Marvin had 6 sisters and 2 brothers.
Growing up in the port town of Edenton, Marvin attended high school for three years and worked as a semiskilled chauffeur and driver, before joining the army.
Military Service
Marvin enlisted at Fort Bragg, North Carolina, on May 19th, 1943, and was assigned to the 607th Quartermaster Graves Registration Company.
He was recorded as being single, 6 feet 1 inches in height, and 89 lbs in weight.
On October 23rd, 1943, the 607th Quartermaster Graves Registration Company was transferred to Pole Mountain Military Reservation, Wyoming, a Target & Manoeuvre Reserve Area), located twenty-five (25) miles from Fort Francis E. Warren, for bivouac and field training.
On March 23rd, 1944, Marvin’s unit left Boston POE and sailed to England on troopship USAT “Edmund B. Alexander”. The Atlantic crossing to Liverpool, in the United Kingdom, took thirteen days, arriving on April 3rd, 1944.
Marvin’s trip would have been far from comfortable. The personnel were crammed into the holds, below sea level, and slept in bunks four high; having to stand to eat the meals served twice a day.
Following arrival in the United Kingdom, the 607th Quartermaster Graves Registration Company spent some time in Oxford, before being stationed near Bristol, Gloucestershire, where it was to start an intensive period of training both on land and on water.

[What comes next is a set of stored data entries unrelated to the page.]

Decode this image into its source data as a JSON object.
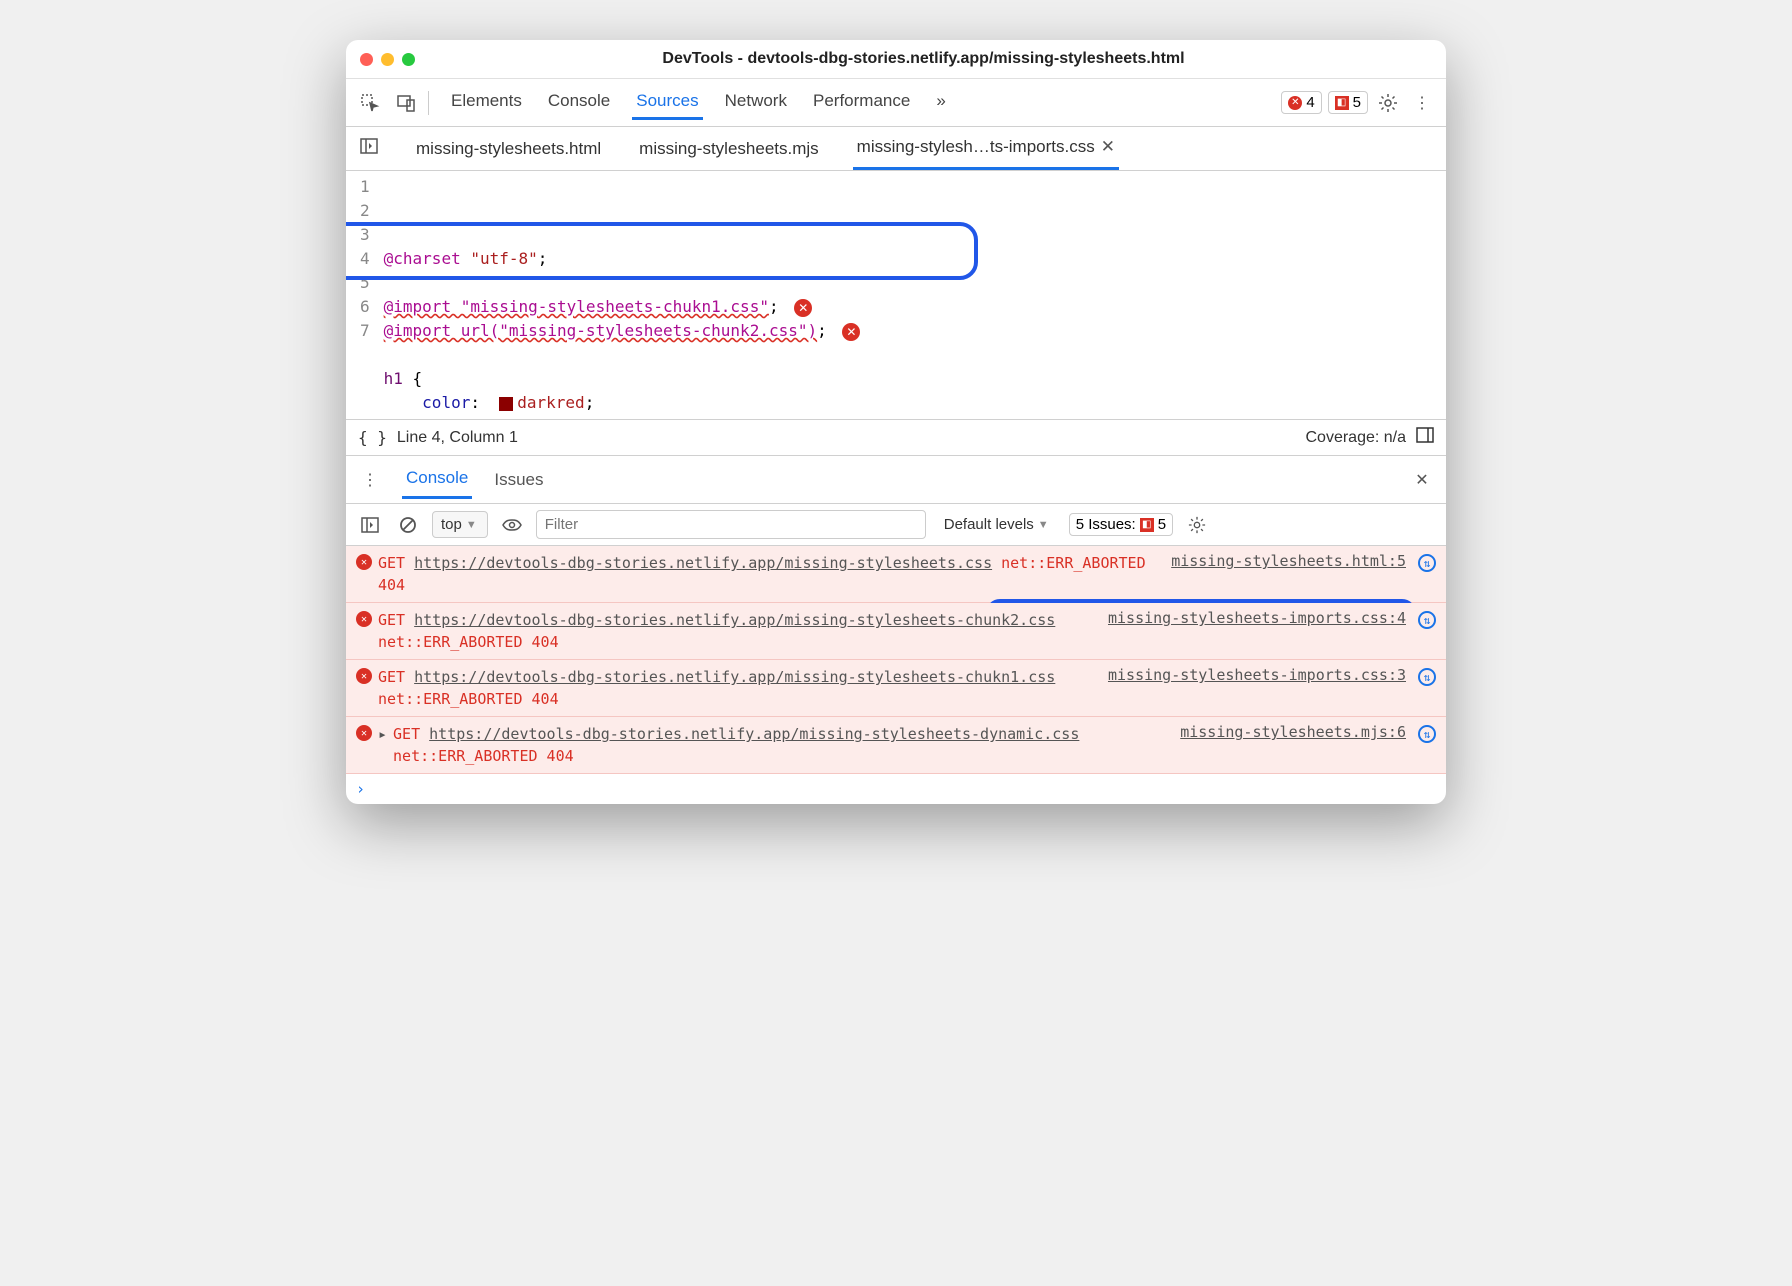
{
  "window": {
    "title": "DevTools - devtools-dbg-stories.netlify.app/missing-stylesheets.html"
  },
  "toolbar": {
    "tabs": [
      "Elements",
      "Console",
      "Sources",
      "Network",
      "Performance"
    ],
    "active_tab": "Sources",
    "more": "»",
    "error_count": "4",
    "issue_count": "5"
  },
  "filetabs": {
    "items": [
      {
        "label": "missing-stylesheets.html"
      },
      {
        "label": "missing-stylesheets.mjs"
      },
      {
        "label": "missing-stylesh…ts-imports.css",
        "active": true
      }
    ]
  },
  "editor": {
    "lines": [
      {
        "n": "1",
        "html": "<span class='kw'>@charset</span> <span class='str'>\"utf-8\"</span>;"
      },
      {
        "n": "2",
        "html": ""
      },
      {
        "n": "3",
        "html": "<span class='errline'>@import \"missing-stylesheets-chukn1.css\"</span>; <span class='err-ic'>✕</span>"
      },
      {
        "n": "4",
        "html": "<span class='errline'>@import url(\"missing-stylesheets-chunk2.css\")</span>; <span class='err-ic'>✕</span>"
      },
      {
        "n": "5",
        "html": ""
      },
      {
        "n": "6",
        "html": "<span class='sel'>h1</span> {"
      },
      {
        "n": "7",
        "html": "    <span class='prop'>color</span>:  <span class='colorbox'></span><span class='str'>darkred</span>;"
      }
    ]
  },
  "status": {
    "left": "Line 4, Column 1",
    "coverage": "Coverage: n/a"
  },
  "drawer": {
    "tabs": [
      "Console",
      "Issues"
    ],
    "active": "Console"
  },
  "console_toolbar": {
    "context": "top",
    "filter_placeholder": "Filter",
    "levels": "Default levels",
    "issues_label": "5 Issues:",
    "issues_count": "5"
  },
  "console": {
    "messages": [
      {
        "get": "GET",
        "url": "https://devtools-dbg-stories.netlify.app/missing-stylesheets.css",
        "err": "net::ERR_ABORTED 404",
        "src": "missing-stylesheets.html:5"
      },
      {
        "get": "GET",
        "url": "https://devtools-dbg-stories.netlify.app/missing-stylesheets-chunk2.css",
        "err": "net::ERR_ABORTED 404",
        "src": "missing-stylesheets-imports.css:4"
      },
      {
        "get": "GET",
        "url": "https://devtools-dbg-stories.netlify.app/missing-stylesheets-chukn1.css",
        "err": "net::ERR_ABORTED 404",
        "src": "missing-stylesheets-imports.css:3"
      },
      {
        "get": "GET",
        "url": "https://devtools-dbg-stories.netlify.app/missing-stylesheets-dynamic.css",
        "err": "net::ERR_ABORTED 404",
        "src": "missing-stylesheets.mjs:6",
        "expand": true
      }
    ],
    "prompt": "›"
  }
}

On April 15th, Marvin, as a member of the First Platoon, was relocated to 1st Engineer Special Brigade, at Truro, Cornwall, in preparation to take part in Exercise Tiger. The 607th Quartermaster Graves Registration Company was put aboard LST-531 for Exercise Tiger at St. Mawes, Cornwall, on April 8th, 1944. Having moved along the coast, LST-531 departed Plymouth, England, on April 27th, 1944, as part of the fateful Convoy T-4.

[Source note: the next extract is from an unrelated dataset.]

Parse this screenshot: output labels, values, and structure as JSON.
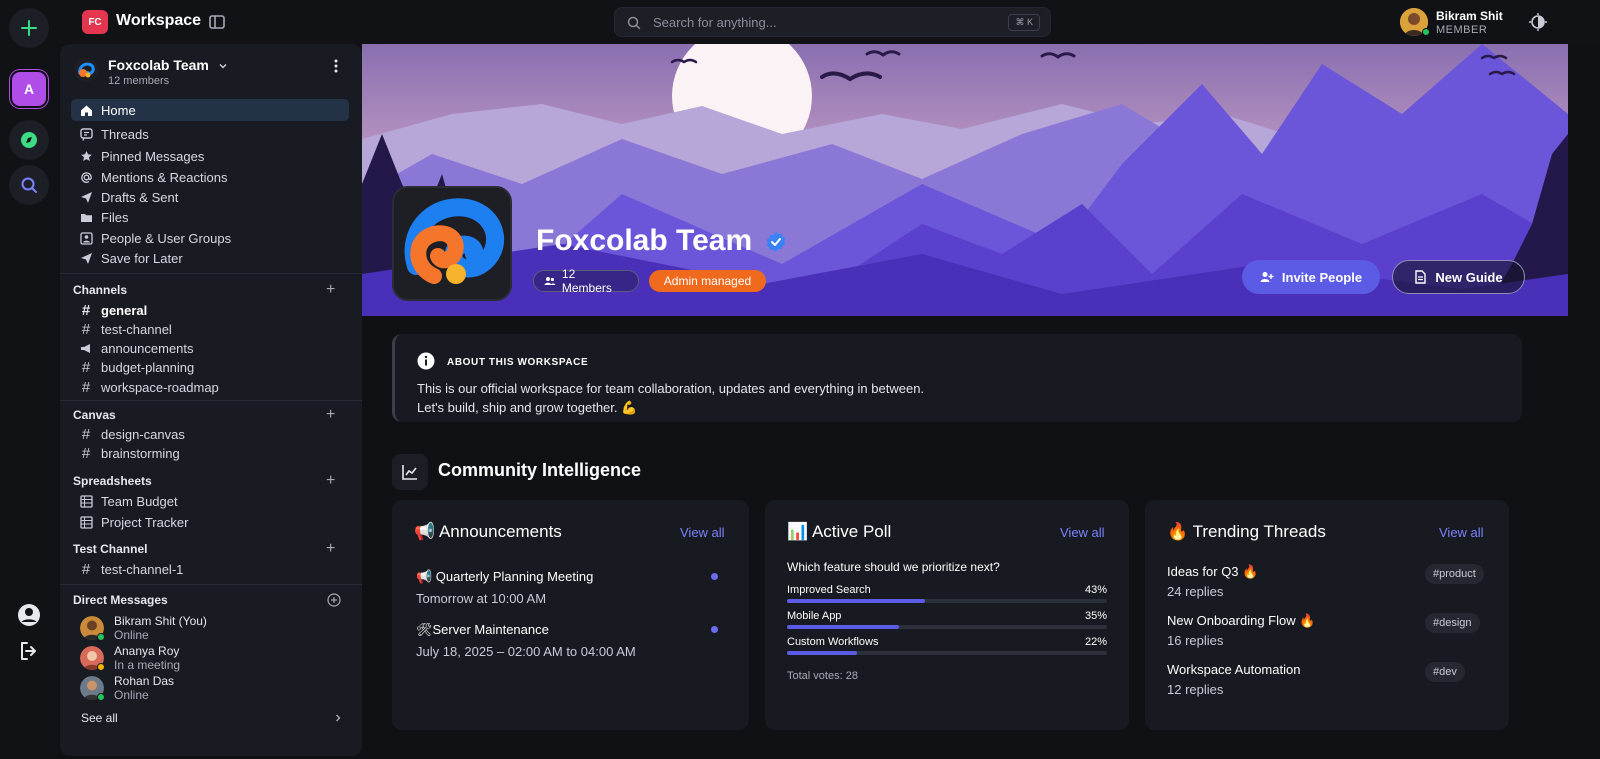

Marvin’s unit suffered heavily during the German E-boat attack of April 28th, 1944, when LST-531 was torpedoed and sunk during the incident. It cost the First Platoon of the 607th Quartermaster Graves Registration Company one officer and fifteen men killed, and one wounded out of twenty-four.
PFC Marvin R. Alexander status was designated as “Missing in Action”, dying aged just 19 years of age. His remains have never been recovered.
Honours and Memorials
Private First Class Marvin Ralph Alexander was awarded a Purple Heart.
Marvin’s name is inscribed in the American Roll of Honour book in the American Memorial Chapel Roll of Honour at St. Paul’s Cathedral in London, and is commemorated on Tablets of the Missing at the American Battle Monuments Commission Cemetery and Memorial, Cambridge, United Kingdom.